"I think so; hurry," she replied, and he passed swiftly and quietly up-stairs. She turned to me a drawn face, speaking in strained monotone.
"You must never see me again. You mustn't stay in town, nor try to do anything. Oh, can't you understand? The only help you can give is to go—go away utterly and forget all about it as if you had never met me. Honestly I'm grateful, and I think everything good of you, but—oh, go away!"
"As you please," I said. "What about my things?"

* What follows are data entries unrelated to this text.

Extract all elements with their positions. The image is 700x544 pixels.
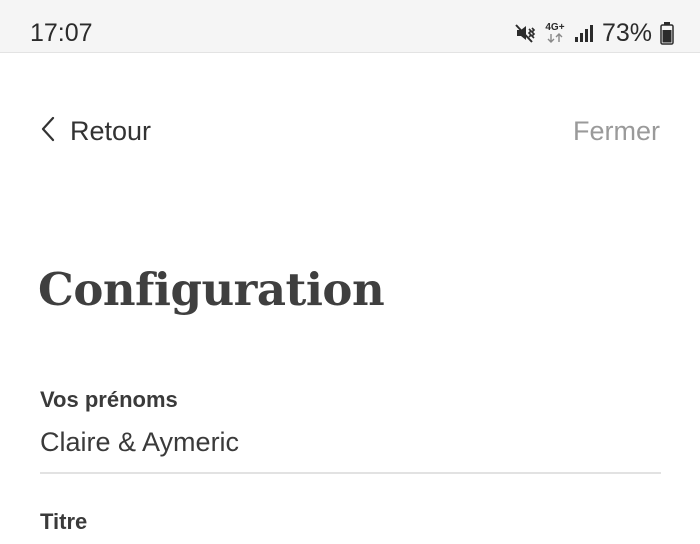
battery-percentage: 73% xyxy=(601,19,652,47)
title-field[interactable]: Titre xyxy=(40,508,661,536)
battery-icon xyxy=(660,21,674,45)
chevron-left-icon xyxy=(40,115,56,148)
close-button[interactable]: Fermer xyxy=(573,112,660,150)
first-names-field[interactable]: Vos prénoms Claire & Aymeric xyxy=(40,386,661,474)
back-button-label: Retour xyxy=(70,115,152,146)
signal-icon xyxy=(574,22,594,44)
title-label: Titre xyxy=(40,509,88,534)
status-bar: 17:07 4G+ 73% xyxy=(0,0,700,53)
mute-vibrate-icon xyxy=(514,22,536,44)
back-button[interactable]: Retour xyxy=(40,112,151,150)
status-icons: 4G+ 73% xyxy=(514,17,674,49)
network-data-icon: 4G+ xyxy=(544,23,566,43)
status-time: 17:07 xyxy=(30,19,93,47)
network-type-label: 4G+ xyxy=(545,22,565,33)
first-names-input[interactable]: Claire & Aymeric xyxy=(40,424,661,474)
first-names-label: Vos prénoms xyxy=(40,387,178,412)
page-title: Configuration xyxy=(38,263,385,316)
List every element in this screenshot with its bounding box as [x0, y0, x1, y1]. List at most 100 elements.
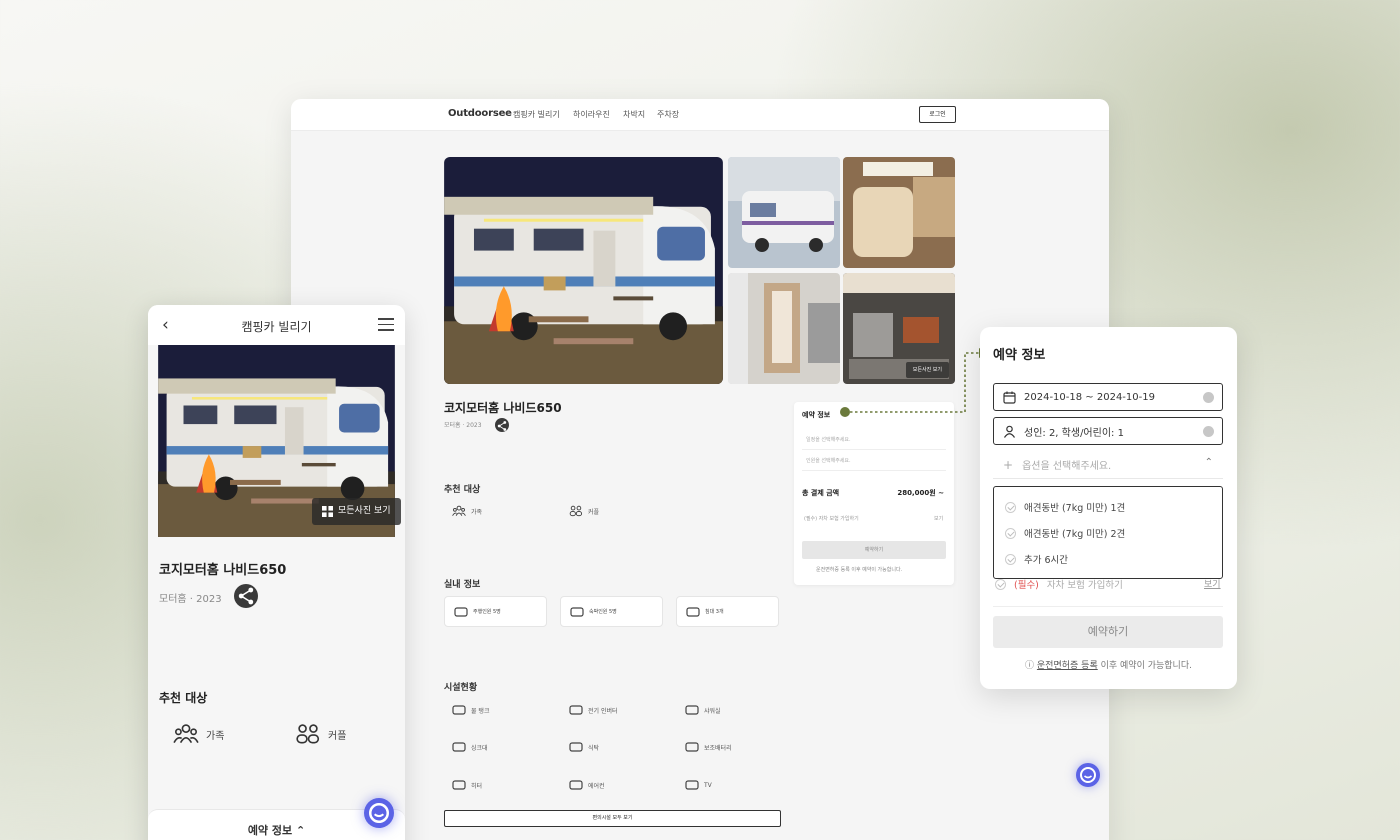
date-range-field[interactable]: 2024-10-18 ~ 2024-10-19 — [993, 383, 1223, 411]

"Wait a minute." She ran lightly up to the landing and returned with my suit-case, closed and strapped. I took my hat from the table by the door.
"Good-by," she said. "Promise me not to try to come back."
What is there in darkness and the sense of night to make even the plainest woman so lovely? She was close before me as I turned, the mysterious oval of her face wavering upward as though rising through dim water; her hair a heavier shadow against the gloom, her lips a living blossom, and her eyes luminous out of undiscoverable depths. The dark wrap she wore lost itself downward in long, fading lines; and all the hidden form and the nameless fragrance of her were wonderfully the same, one with midnight and midsummer. As I took her hand, I do not know what agony of restraint held my arms from around her; only I kept repeating over and over to myself, "I have no right—I have no right"—and because of that I could not for a moment answer her in words. Suddenly from above came a sharp shock and the metallic splash of broken glass. The voices broke out in a quick murmur, and she shrank and shook as if cringing away from a blow.
"Oh, go quickly!" she cried. "They need me!"
I opened the door. "Good-by," I said weakly, "and—God bless you!" And even as I turned on the threshold to lift my hat the latch clicked behind me.